Feeling small makes us feel humbled (thereby lessening selfish tendencies like entitlement, arrogance, and narcissism). And feeling small and humbled makes us want to engage with others and feel more connected to others, Gordon adds.“All of that is important for wellbeing,” she says.”

“Other research from Anderson’s group (which he notes is currently undergoing peer review and is not yet published) suggests that more awe-prone people are more curious — as deemed by both themselves and their friends — and that this awe-curiosity duo may bolster academic achievement in grade-school children (as it has been linked to higher self-efficacy, work ethic, and academic performance).”

Think about how the experience of awe, at its best, creates a state of generosity, charity, curiosity and humility so infrequently seen today among our “greatest” public figures.

In a climate of fear; in an inward-focused, self-absorbed view of the world; in a world that is concerned obsessively with me-here-now, there is little place for awe to take us beyond our small worlds and bring us back to more solid grounding, with gratitude and joy, in the places and times of our lives.

Awe is epiphany; the AHA! that gives us perspective. It says YES to the cosmos. Faced with possibilities, it says YES, enter in. The climate of mistrust and deception, of hubris and fear says NO. Build a wall.

Published by

fred

Fred First holds masters degrees in Vertebrate Zoology and physical therapy, and has been a biology teacher and physical therapist by profession. He moved to southwest Virginia in 1975 and to Floyd County in 1997. He maintains a daily photo-blog, broadcasts essays on the Roanoke NPR station, and contributes regular columns for the Floyd Press and Roanoke's Star Sentinel. His two non-fiction books, Slow Road Home and his recent What We Hold in Our Hands, celebrate the riches that we possess in our families and communities, our natural bounty, social capital and Appalachian cultures old and new.
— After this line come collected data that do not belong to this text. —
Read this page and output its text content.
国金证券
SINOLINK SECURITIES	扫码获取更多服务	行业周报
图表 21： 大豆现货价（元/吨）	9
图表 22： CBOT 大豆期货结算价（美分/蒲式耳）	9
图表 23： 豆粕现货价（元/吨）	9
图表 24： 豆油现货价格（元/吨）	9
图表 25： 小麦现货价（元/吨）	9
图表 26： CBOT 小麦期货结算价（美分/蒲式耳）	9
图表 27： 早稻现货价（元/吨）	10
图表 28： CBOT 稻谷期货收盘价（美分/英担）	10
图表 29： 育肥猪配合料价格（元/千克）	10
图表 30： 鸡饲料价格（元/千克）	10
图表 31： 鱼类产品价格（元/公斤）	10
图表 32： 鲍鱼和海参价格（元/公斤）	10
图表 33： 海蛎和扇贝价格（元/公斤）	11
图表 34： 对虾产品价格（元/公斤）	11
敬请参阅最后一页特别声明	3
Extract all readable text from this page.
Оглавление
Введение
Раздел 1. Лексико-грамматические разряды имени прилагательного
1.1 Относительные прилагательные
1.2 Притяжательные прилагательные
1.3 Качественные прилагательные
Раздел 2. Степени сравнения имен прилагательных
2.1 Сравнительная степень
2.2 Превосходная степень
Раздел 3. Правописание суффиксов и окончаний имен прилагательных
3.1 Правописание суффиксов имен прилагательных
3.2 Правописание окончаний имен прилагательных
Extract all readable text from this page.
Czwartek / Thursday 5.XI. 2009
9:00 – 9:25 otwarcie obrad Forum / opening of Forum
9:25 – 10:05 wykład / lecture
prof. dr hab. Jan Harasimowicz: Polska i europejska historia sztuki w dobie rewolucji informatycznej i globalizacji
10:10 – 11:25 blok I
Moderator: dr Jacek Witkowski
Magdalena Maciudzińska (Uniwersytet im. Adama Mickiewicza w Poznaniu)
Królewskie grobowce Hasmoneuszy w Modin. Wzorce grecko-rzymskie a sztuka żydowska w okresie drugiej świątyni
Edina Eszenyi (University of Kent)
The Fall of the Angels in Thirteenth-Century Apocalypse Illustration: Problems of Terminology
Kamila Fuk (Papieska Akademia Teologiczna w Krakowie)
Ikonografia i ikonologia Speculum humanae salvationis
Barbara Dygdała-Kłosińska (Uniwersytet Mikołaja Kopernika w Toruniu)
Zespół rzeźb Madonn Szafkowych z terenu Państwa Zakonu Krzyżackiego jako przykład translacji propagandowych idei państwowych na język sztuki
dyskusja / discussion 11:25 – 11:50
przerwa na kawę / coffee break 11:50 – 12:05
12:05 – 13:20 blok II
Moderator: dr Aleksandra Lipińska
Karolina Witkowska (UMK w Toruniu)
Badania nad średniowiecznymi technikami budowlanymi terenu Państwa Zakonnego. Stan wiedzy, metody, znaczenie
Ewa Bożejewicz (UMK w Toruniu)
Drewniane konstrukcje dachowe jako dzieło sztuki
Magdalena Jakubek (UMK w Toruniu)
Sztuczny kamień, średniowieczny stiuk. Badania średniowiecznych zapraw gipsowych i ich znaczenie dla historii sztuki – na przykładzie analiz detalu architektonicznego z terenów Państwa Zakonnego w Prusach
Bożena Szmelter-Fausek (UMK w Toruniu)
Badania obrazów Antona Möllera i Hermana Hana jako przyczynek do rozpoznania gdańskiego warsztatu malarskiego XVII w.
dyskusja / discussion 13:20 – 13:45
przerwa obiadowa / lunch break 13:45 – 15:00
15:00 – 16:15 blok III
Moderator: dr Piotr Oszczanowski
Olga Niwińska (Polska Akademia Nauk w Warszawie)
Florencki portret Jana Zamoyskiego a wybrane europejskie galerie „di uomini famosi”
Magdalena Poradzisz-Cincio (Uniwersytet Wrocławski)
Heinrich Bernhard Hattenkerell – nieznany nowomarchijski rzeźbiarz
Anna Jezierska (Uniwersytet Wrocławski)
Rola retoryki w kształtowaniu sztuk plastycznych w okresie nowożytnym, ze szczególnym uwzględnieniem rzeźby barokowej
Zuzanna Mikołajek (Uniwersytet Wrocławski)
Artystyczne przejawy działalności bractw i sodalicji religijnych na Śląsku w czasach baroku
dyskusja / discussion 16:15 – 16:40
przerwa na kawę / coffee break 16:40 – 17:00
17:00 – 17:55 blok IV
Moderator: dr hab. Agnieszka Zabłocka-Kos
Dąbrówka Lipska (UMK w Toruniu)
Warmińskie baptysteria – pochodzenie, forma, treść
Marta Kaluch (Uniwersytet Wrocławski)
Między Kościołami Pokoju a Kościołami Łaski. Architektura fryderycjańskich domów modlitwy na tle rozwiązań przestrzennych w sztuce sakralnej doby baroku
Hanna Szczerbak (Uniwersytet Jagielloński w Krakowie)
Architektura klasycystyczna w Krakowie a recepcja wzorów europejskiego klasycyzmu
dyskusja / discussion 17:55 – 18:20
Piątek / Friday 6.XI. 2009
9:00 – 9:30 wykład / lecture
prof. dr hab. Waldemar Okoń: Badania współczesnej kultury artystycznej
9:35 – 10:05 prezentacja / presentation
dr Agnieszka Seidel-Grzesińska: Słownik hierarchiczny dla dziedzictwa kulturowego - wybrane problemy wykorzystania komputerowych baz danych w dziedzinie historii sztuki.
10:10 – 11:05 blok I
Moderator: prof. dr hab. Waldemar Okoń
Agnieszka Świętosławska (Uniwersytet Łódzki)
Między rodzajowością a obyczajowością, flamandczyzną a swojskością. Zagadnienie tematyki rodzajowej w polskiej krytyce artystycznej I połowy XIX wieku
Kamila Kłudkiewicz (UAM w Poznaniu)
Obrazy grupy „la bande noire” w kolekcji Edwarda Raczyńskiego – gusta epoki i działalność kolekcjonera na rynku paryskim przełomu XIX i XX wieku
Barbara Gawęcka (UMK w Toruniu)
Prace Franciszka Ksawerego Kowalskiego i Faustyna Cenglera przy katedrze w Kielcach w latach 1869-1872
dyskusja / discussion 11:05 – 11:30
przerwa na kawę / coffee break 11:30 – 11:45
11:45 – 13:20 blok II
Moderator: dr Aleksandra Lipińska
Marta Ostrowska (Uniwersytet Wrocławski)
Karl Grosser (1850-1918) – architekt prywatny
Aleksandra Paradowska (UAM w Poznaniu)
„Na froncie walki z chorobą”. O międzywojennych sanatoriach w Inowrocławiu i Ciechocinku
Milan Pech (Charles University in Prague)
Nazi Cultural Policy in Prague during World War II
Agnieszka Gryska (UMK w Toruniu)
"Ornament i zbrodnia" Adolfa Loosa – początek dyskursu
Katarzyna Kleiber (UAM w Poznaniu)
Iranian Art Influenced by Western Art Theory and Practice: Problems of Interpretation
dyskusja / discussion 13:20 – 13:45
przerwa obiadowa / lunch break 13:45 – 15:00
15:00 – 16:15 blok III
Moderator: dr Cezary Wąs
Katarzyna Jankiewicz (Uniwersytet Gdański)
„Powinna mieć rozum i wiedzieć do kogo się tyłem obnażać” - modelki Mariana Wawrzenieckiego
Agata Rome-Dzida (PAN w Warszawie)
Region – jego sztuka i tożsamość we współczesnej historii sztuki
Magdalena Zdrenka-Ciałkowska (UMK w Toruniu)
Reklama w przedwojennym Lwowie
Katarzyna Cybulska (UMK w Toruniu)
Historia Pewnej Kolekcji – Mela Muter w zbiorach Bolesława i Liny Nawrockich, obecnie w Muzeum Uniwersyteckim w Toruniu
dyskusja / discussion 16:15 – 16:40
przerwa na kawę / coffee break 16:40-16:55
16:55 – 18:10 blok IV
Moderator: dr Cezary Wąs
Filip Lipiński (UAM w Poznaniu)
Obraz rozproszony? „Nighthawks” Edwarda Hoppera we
He has served on the Jacksonville Center Board of Directors and is newly active in the Sustain Floyd organization. He lives in northeastern Floyd County on the headwaters of the Roanoke River.

4 thoughts on “Awe and the Ordinary”

  1. Thank you so much for this, Fred. There are those of us who believe what you have written here with our every fiber but who also need frequent help in tuning our awe-detectors. Thank you for being this to me and my family.

  2. A magnificent way to begin the day by reading this awesome article. The world would be better if everyone could be in “awe” of our world and those around us and live in a sense of gratitude. Thank you for this gift to us and may we all “ Stop and Smell the Roses”.

  3. Very political post at the end, which of course I agree with. The rest of the writing was beautiful, even better than your usually excellent prose. Whenever I read about awe, I try to think of when I have felt it. Sadly, I am not sure I am feeling awe, although I love to bask in all aspects of nature, and am so grateful for all the pleasure I feel when I am outdoors.

  4. Trying to play catch-up and glad I caught this! (Had knee surgery on Tues. I found myself a little nostalgic for the old hospital hustle-bustle and was surprised by that! I was treated very well by all my caregivers too.)
    Anyway I love the concept of “awe”!
    I was distressed when the first Gulf War was referred to as “Shock and Awe”. I believe war to be basically banal which is just about as far from awe as one can get. In our current culture, when everything is “awesome “ we’re not paying attention to what actually is. And I’d describe the current climate as banal to the max! Ha! Meds making me chatty.